Watching 1939: Beau Geste (1939)

In 2011, I announced I was trying to see every film released in 1939. This new series chronicles films released in 1939 as I watch them. As we start out this blog feature, this section may become more concrete as I search for a common thread that runs throughout each film of the year.

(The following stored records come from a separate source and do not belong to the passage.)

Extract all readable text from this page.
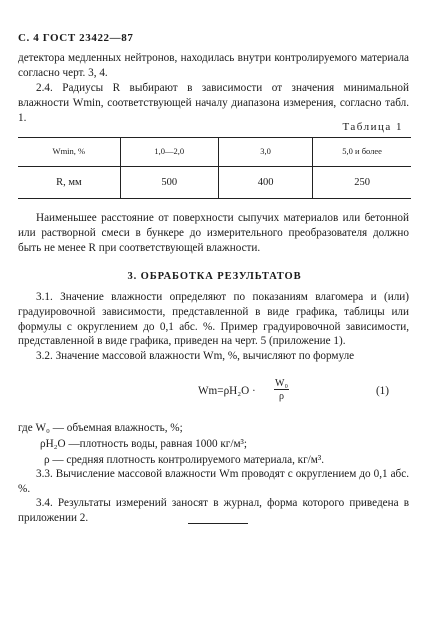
С. 4 ГОСТ 23422—87
детектора медленных нейтронов, находилась внутри контролируемого материала согласно черт. 3, 4.
2.4. Радиусы R выбирают в зависимости от значения минимальной влажности Wmin, соответствующей началу диапазона измерения, согласно табл. 1.
Таблица 1
Wmin, %	1,0—2,0	3,0	5,0 и более
R, мм	500	400	250
Наименьшее расстояние от поверхности сыпучих материалов или бетонной или растворной смеси в бункере до измерительного преобразователя должно быть не менее R при соответствующей влажности.
3. ОБРАБОТКА РЕЗУЛЬТАТОВ
3.1. Значение влажности определяют по показаниям влагомера и (или) градуировочной зависимости, представленной в виде графика, таблицы или формулы с округлением до 0,1 абс. %. Пример градуировочной зависимости, представленной в виде графика, приведен на черт. 5 (приложение 1).
3.2. Значение массовой влажности Wm, %, вычисляют по формуле
$Wm=\rho H_2O \cdot \frac{\text{W₀}}{\rho}$	(1)
где W₀ — объемная влажность, %;
ρH₂O —плотность воды, равная 1000 кг/м³;
ρ — средняя плотность контролируемого материала, кг/м³.
3.3. Вычисление массовой влажности Wm проводят с округлением до 0,1 абс. %.
3.4. Результаты измерений заносят в журнал, форма которого приведена в приложении 2.
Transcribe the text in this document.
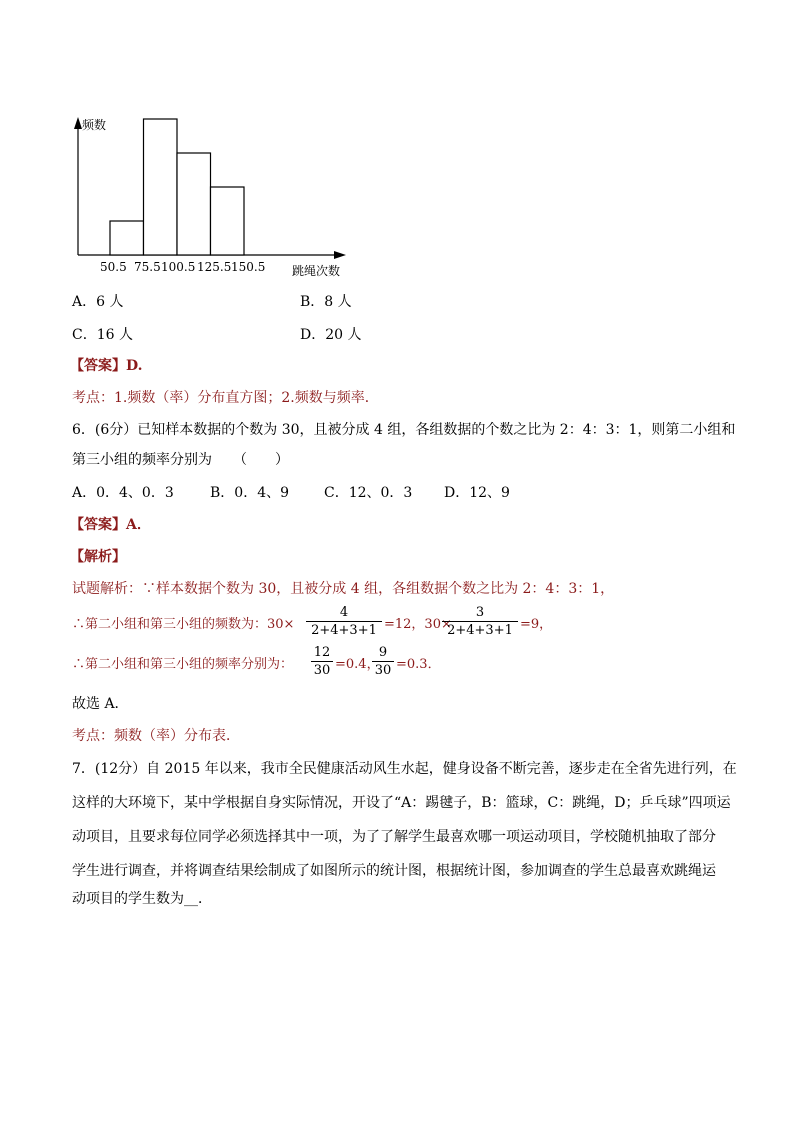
频数
跳绳次数
50.5 75.5 100.5 125.5 150.5
A．6 人	B．8 人
C．16 人	D．20 人
【答案】D.
考点：1.频数（率）分布直方图；2.频数与频率．
6．(6分）已知样本数据的个数为 30，且被分成 4 组，各组数据的个数之比为 2：4：3：1，则第二小组和
第三小组的频率分别为　　（　　）
A．0．4、0．3	B．0．4、9 C．12、0．3 D．12、9
【答案】A．
【解析】
试题解析：∵样本数据个数为 30，且被分成 4 组，各组数据个数之比为 2：4：3：1，
∴第二小组和第三小组的频数为：30×
4
2+4+3+1 =12，30×
3
2+4+3+1 =9，
∴第二小组和第三小组的频率分别为：
12
30 =0.4，
9
30 =0.3．
故选 A．
考点：频数（率）分布表．
7．(12分）自 2015 年以来，我市全民健康活动风生水起，健身设备不断完善，逐步走在全省先进行列，在
这样的大环境下，某中学根据自身实际情况，开设了“A：踢毽子，B：篮球，C：跳绳，D；乒乓球”四项运
动项目，且要求每位同学必须选择其中一项，为了了解学生最喜欢哪一项运动项目，学校随机抽取了部分
学生进行调查，并将调查结果绘制成了如图所示的统计图，根据统计图，参加调查的学生总最喜欢跳绳运
动项目的学生数为__．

Right now, that’s difficult. 

1939 film: 
Beau Geste (1939)

Release date: 
July 24, 1939

Cast: 
Gary Cooper, Ray Milland, Robert Preston, Brian Donlevy, Susan Hayward, J. Carrol Naish, Albert Dekker, Broderick Crawford, George P. Huntley, James Stephenson, Albert Dekker, Charles Barton, James Burke, Heather Thatcher, Henry Brandon, Harold Huber, Harvey Stephens
Leads as children: Donald O’Connor, Billy Cook, Martin Spellman, Ann Gillis, David Holt

Studio: 
Paramount Pictures

Director: 
William A. Wellman

Plot:
Three brothers Beau Geste (O’Connor/Cooper), Digby Geste (Spellman/Preston) and Michael Geste (Cook/Milland) were orphans, adopted and raised by their aunt Lady Patricia Brandon (Thatcher). Lady Brandon also raises her nephew bratty (Holt/Huntley) and her ward Isobel (Gillis/Hayward). Augustus Part of the Brandon family fortune is a large sapphire, the Blue Water. Lady Brandon is going to have to sell the Blue Water to give money to her absent husband. But before it could be sold, one of the young adults steals the Blue Water. Beau and Digby both leave that same night to join the French Foreign Legion, and upon discovering, Michael follows his brothers to Algeria. There the brothers and the rest of the legionnaires suffer under the sadistic and abusive Sergeant Markoff (Donlevy). Markoff targets the brothers after Markoff’s stooge Rasinoff (Naish) overhears the brothers talking about the sapphire.